"By the grey stone of M'Gregor, we will!" added M'Alpine, who led the first company.

"Dioul! it was well said, stout colonel," said Ian; "shall we be the victims of these hen-hearted cowards! Are these figures in iron, women or slaves?"

"Let us clear the pier of the horsemen! Let us attack and cut to pieces this band of cowards who bar the way!" cried McAlpine.

"Let us form square and fire on them," said M'Kenzie of Kildon.

"But they will charge us," added another officer.

"Dioul!" said Tan; "let us charge them, and then their blood be on their own heads. Hark—by the Holy Iron! there are the cannoniers of the enemy."

"Pikemen to the front—to the front against horsemen!" cried Sir Donald in a voice of thunder, while high in his stirrups he raised his towering form; "heed not the wolves behind—but bear away those sheep in front! Shoulder to shoulder, Highlandmen—forward, charge!"

At this terrible moment the yell of our pibroch, and the distant boom of the Imperial cannon, were but additional spurs to us.
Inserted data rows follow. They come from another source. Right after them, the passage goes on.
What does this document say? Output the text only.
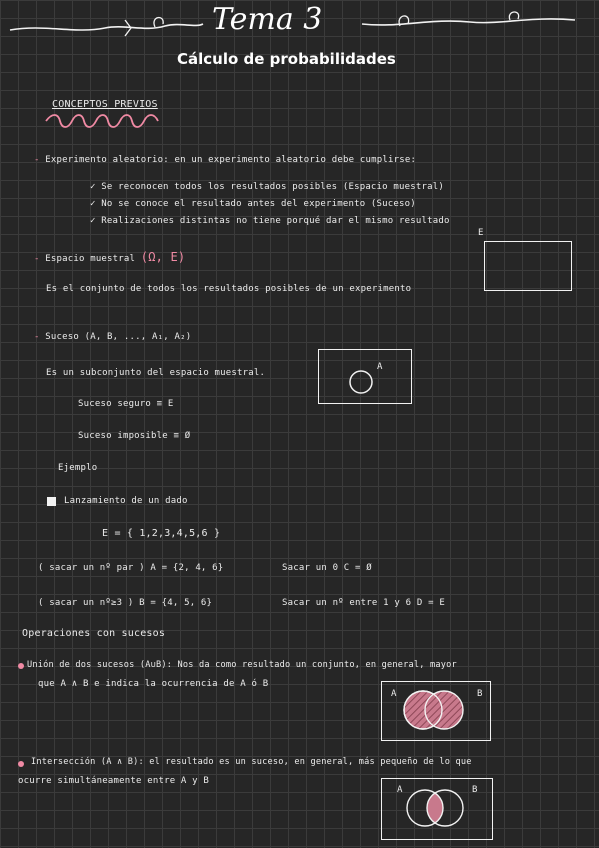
Tema 3
Cálculo de probabilidades
CONCEPTOS PREVIOS
- Experimento aleatorio: en un experimento aleatorio debe cumplirse:
✓ Se reconocen todos los resultados posibles (Espacio muestral)
✓ No se conoce el resultado antes del experimento (Suceso)
✓ Realizaciones distintas no tiene porqué dar el mismo resultado
- Espacio muestral (Ω, E)
Es el conjunto de todos los resultados posibles de un experimento
E
- Suceso (A, B, ..., A₁, A₂)
Es un subconjunto del espacio muestral.
Suceso seguro ≡ E
Suceso imposible ≡ Ø
A
Ejemplo
Lanzamiento de un dado
E = { 1,2,3,4,5,6 }
( sacar un nº par ) A = {2, 4, 6}	Sacar un 0 C = Ø
( sacar un nº≥3 ) B = {4, 5, 6}	Sacar un nº entre 1 y 6 D = E
Operaciones con sucesos
Unión de dos sucesos (A∪B): Nos da como resultado un conjunto, en general, mayor
que A ∧ B e indica la ocurrencia de A ó B
A	B
Intersección (A ∧ B): el resultado es un suceso, en general, más pequeño de lo que
ocurre simultáneamente entre A y B
A	B
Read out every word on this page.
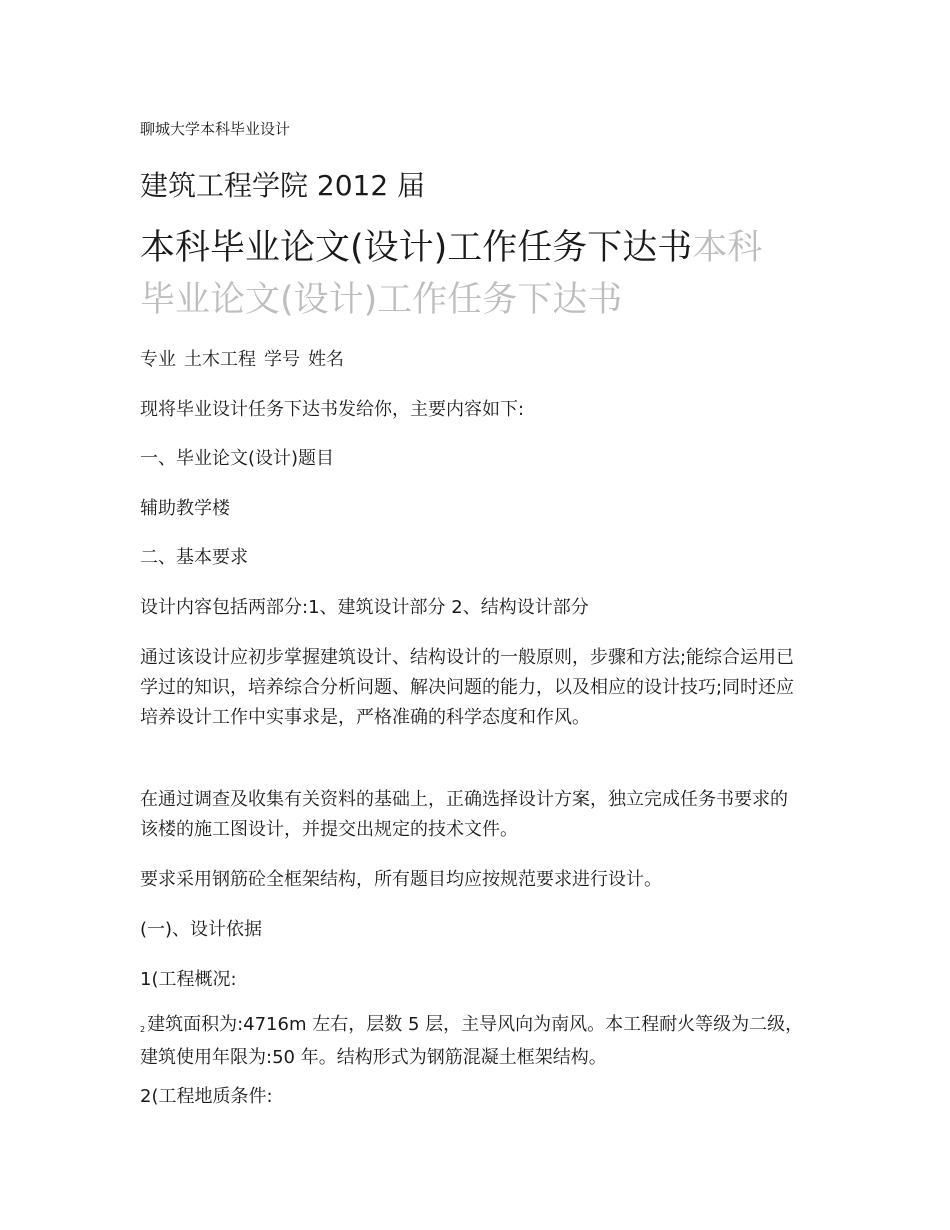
聊城大学本科毕业设计
建筑工程学院 2012 届
本科毕业论文(设计)工作任务下达书本科
毕业论文(设计)工作任务下达书
专业 土木工程 学号 姓名
现将毕业设计任务下达书发给你，主要内容如下:
一、毕业论文(设计)题目
辅助教学楼
二、基本要求
设计内容包括两部分:1、建筑设计部分 2、结构设计部分
通过该设计应初步掌握建筑设计、结构设计的一般原则，步骤和方法;能综合运用已学过的知识，培养综合分析问题、解决问题的能力，以及相应的设计技巧;同时还应培养设计工作中实事求是，严格准确的科学态度和作风。
在通过调查及收集有关资料的基础上，正确选择设计方案，独立完成任务书要求的该楼的施工图设计，并提交出规定的技术文件。
要求采用钢筋砼全框架结构，所有题目均应按规范要求进行设计。
(一)、设计依据
1(工程概况:
2 建筑面积为:4716m 左右，层数 5 层，主导风向为南风。本工程耐火等级为二级，建筑使用年限为:50 年。结构形式为钢筋混凝土框架结构。
2(工程地质条件:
Formed in line, eight ranks deep, the whole breadth of the mole, our pikemen rushed like a hedge of steel upon the mass of mailed horsemen, whose officers strove, but vainly, to put them in some order to resist an attack so unexpected.

"Draw swords—unsling carbines! blow matches—goad flanks! Denmark! Denmark! Vivat Christian IV!" we heard them exclaiming, and endeavouring by the unsparing use of their swords to enforce obedience, but in vain. The horses in front recoiled madly upon those in rear, and in two minutes the unwieldy crowd was driven over the shelving edge of the open pier, headlong into the water, where they fell in piles over each other surging heavily down, horses and riders, for our charge was so fatally victorious that the old Count of Rantzau alone escaped.

The fiery temperament of the Highland soldier admirably calculates him for the assault and charge; thus, in every battle since the field of Luncarty, a charge of clans has been irresistible. In the onset, the fierce enthusiasm spreads along the line from heart to heart, like wild-fire or lightning; for if the impetuous rush and shock of falling headlong, and weapon in hand, among the ranks of a shrinking foe, will kindle a blaze of chivalry even in the dullest heart, how much must it inspirit and inspire a race of hereditary soldiers, like the clans of the Scottish Gael!